By winter, the town had grown quieter.
Not empty. Just subdued. The cicadas were gone, replaced by sounds that felt sharper in the cold air—footsteps, doors closing, the distant call of a train horn carried farther than it should have. Jackets appeared gradually, first in the mornings, then all day. Breath lingered faintly when we spoke outside.
A few months had passed.
Not enough to call it a change.
Enough to notice one.
We didn't meet as often anymore.
There was no clear reason for it. Our schedules had shifted again—club hours changed, extra classes added, small responsibilities piling up quietly. Some days we exchanged messages about meeting later and then forgot to follow up. Other days we both remembered, but one of us was already too tired by the time evening came.
When we did see each other, it felt slightly borrowed.
Like time had been taken from somewhere else and placed carefully between us.
One afternoon, I waited near the station longer than I intended to. The sky had already begun to darken, and the lights along the platform cast uneven shadows across the ground. I checked my phone more often than necessary.
She arrived eventually, breath visible in the cold air, her hair tucked into her coat.
"Sorry," she said quickly. "I got held up."
"It's okay," I replied, automatically.
We stood near the vending machines, hands tucked into pockets, the familiar hum filling the silence. She bought a drink, pressed the can into her palms to warm her hands.
"You're cold," I said.
She nodded. "I forgot my gloves."
"You always forget them."
"I always think I won't need them."
I almost smiled. Almost.
We talked about school at first. About assignments, upcoming tests, things that felt heavier now than they had in autumn. She spoke quickly, like she was trying to fit everything into the time we had.
I listened, but part of my attention stayed fixed on the platform clock.
I didn't remember when I'd started doing that.
At some point, the conversation slowed. Words began to feel less necessary. She stared down the tracks, shoulders slightly hunched against the cold.
"Winter feels shorter when you're busy," she said.
"Or longer," I said. "Depends on what you're waiting for."
She glanced at me, then looked away. "You always say things like that."
"Like what?"
"Like you're already thinking about later."
I didn't know how to answer that.
A train passed through, loud and close, cutting us off from the rest of the station for a moment. When it was gone, the space felt emptier than before.
"I can't stay long today," she said, almost apologetically.
"Oh."
She hesitated. "Just for a bit."
"That's fine."
And it was. I meant it.
We walked part of the way together, our footsteps out of sync on the pavement. The streetlights cast long shadows, stretching ahead of us, overlapping and separating again as we moved.
She adjusted her bag strap, then slowed.
"This is where I turn," she said.
"Already?"
She nodded. "I promised I'd be home early."
"Right."
She looked at me like she wanted to say something else. Or maybe I imagined it again.
"Text me when you get home," I said.
She smiled faintly. "You're the one who's closer."
"I know."
"Then I'll text you when you get home," she said, like it was a compromise.

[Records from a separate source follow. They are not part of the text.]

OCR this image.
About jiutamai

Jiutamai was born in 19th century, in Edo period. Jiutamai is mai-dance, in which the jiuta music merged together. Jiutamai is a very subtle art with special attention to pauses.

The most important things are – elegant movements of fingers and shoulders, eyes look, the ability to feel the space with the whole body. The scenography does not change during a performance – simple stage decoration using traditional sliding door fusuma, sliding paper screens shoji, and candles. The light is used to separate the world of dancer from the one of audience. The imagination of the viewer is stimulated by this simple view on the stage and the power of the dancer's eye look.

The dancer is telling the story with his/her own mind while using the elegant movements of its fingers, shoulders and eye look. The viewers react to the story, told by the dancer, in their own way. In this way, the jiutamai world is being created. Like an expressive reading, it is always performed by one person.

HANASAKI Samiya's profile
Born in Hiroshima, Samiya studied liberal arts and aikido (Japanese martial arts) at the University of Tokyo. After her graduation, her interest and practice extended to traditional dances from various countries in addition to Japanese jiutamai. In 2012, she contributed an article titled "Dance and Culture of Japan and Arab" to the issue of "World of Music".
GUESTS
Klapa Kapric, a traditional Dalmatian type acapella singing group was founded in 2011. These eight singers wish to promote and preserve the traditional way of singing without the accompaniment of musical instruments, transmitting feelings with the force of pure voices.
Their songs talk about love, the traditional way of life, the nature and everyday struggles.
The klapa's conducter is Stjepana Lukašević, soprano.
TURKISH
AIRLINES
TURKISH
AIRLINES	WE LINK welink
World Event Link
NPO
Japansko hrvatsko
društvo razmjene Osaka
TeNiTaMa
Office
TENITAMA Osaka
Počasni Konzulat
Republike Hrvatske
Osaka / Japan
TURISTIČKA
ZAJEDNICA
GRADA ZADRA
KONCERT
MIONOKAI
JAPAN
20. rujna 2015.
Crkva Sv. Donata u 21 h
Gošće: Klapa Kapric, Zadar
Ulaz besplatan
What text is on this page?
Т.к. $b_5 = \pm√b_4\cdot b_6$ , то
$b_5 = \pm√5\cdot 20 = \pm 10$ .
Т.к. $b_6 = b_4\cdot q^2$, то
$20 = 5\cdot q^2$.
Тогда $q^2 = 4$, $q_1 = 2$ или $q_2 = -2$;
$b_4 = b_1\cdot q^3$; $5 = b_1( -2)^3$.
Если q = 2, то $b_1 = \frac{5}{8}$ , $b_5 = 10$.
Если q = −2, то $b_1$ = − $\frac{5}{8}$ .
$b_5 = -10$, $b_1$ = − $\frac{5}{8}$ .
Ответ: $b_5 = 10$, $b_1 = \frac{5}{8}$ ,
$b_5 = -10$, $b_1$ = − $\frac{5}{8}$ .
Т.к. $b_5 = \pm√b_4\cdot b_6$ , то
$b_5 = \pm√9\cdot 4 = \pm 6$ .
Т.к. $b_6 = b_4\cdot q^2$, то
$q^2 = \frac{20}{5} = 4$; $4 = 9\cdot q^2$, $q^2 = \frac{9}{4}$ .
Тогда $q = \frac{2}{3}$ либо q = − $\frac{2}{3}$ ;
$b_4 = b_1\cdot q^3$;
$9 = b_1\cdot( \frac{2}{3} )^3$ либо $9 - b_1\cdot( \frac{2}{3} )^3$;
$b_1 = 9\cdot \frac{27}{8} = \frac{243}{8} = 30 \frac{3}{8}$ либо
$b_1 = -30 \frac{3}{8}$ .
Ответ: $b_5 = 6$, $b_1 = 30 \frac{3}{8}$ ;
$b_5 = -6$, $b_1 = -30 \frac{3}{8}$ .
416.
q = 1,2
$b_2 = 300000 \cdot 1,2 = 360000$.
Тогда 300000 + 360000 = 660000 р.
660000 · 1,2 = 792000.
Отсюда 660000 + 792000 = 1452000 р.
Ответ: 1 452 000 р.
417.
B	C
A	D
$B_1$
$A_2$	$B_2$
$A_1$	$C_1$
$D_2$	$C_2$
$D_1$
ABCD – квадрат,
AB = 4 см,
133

She turned and walked away, her figure growing smaller quickly in the dim light.
I stood there longer than I needed to.
The walk home felt quieter without her beside me. I noticed things I hadn't before—the sound of my own steps, the cold settling deeper as the night went on, the way the street felt wider than usual.
Later that night, my phone buzzed.
Did you get home?
I typed a reply and erased it twice before sending something simple.
Yeah. You?
The reply came a few minutes later.
Just reached.
That was it.
I set my phone down and stared at the ceiling, listening to the distant sound of a train passing through the town. I wondered when our conversations had started ending like this—brief, sufficient, incomplete.
School days continued.
Some weeks we saw each other only in passing. A wave in the hallway. A brief exchange near the lockers. Sometimes she was with other people, laughing, busy, moving quickly. Sometimes I was.
We still shared a few after-school moments, but they felt rarer now, easier to miss.
Once, while passing by the art room, I caught a glimpse of her inside, sketchbook open, head bent low in concentration. I almost stopped. Almost called out.
I didn't.
I told myself she looked busy.
Winter deepened.
The sky darkened earlier. The town settled into a steady routine that left little room for lingering. Days ended cleanly now, without the long, drawn-out evenings of summer.
I realized one evening, standing alone at the crossing, that I had stopped expecting her to be there.
Not because I didn't want her to be.
Because expectation had learned to be careful.
That was the quietest change of all.
Nothing had ended.
Nothing had been decided.
And yet, somewhere between autumn and winter, the space between us had learned how to exist on its own.